When choosing a logo for the New York Peace Institute, we insisted on avoiding the commonly-used images of our field...so, ixnay on the doves, peace signs, roundtables, and handshakes. (We did toy with the idea of a peace pigeon...a scrappy urban bird gobbling an olive branch). We wanted to carve out our own identity --and recognize that we're as much about providing a safe space for confrontation and difficult conversations as we are a venue for peace and reconciliation. Not that those are mutually exclusive concepts.
I wish I could just as easily jettison some of our tired mediation jargon. Here are some hoary chestnuts I'd love to deep-six. I still use them, but cringe inwardly when doing so. Anyone who comes up with awesome alternatives to these will get a special shout-out in these pages.
Here goes:
-- Win-win. It's been mockingly used in commercials, as a movie title, and lampooned in The Office (where it became "Win-win-win"...with the third "win" as props to the mediator for bringing parties to agreement.)

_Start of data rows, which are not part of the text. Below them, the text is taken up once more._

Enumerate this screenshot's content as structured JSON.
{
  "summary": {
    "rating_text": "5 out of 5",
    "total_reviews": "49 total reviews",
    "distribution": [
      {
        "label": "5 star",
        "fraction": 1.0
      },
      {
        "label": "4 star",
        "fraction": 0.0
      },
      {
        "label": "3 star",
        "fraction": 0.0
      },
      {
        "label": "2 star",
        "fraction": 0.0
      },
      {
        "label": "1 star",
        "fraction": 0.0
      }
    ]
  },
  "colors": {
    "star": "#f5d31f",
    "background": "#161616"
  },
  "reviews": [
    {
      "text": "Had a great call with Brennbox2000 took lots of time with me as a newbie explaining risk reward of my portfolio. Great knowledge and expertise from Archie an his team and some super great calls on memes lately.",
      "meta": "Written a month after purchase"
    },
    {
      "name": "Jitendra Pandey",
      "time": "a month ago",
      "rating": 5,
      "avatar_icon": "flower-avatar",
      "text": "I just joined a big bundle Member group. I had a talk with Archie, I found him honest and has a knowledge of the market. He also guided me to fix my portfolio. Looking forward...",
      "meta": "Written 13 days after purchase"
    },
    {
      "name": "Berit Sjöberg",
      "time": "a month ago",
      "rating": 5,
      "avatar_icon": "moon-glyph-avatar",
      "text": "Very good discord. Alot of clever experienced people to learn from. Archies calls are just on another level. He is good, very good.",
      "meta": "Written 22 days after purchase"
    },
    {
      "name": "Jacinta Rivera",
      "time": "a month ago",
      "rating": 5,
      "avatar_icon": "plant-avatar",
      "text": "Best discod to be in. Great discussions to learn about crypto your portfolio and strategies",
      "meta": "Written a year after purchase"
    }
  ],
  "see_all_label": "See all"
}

-- Think outside the box. The very use of this hackneyed phrase kind of means you're thinking inside the box.
-- Brainstorm. Not only a cliché, but suggestive of a debilitating stroke. "Spitballing" is also played out, and "non-judgmentally generating as many options as possible" doesn't really roll off the tongue. (Watch the movie 12 Angry Men sometime....one of the characters comes up with a litany of zany metaphors for idea generation....my favorite is something like "let's leave the idea in a saucer and see if any kittens lap it up".)
-- Get on the same page. We need something new for post-print era. "Get on the same url" doesn't quite cut it. I tend to use "get on the same side of the table," but that's probably also overused.
-- That Chinese character for conflict/crisis supposedly combining "danger" and "opportunity". This gets trotted out in almost every mediation training, and it's a makes a good point...but it may not even be an accurate translation: http://tinyurl.com/r467e.
So, dear readers, let's brainstorm and think outside the box so we can get on the same page for a win-win on new ways to express our core values. May this semantic crisis be an opportunity.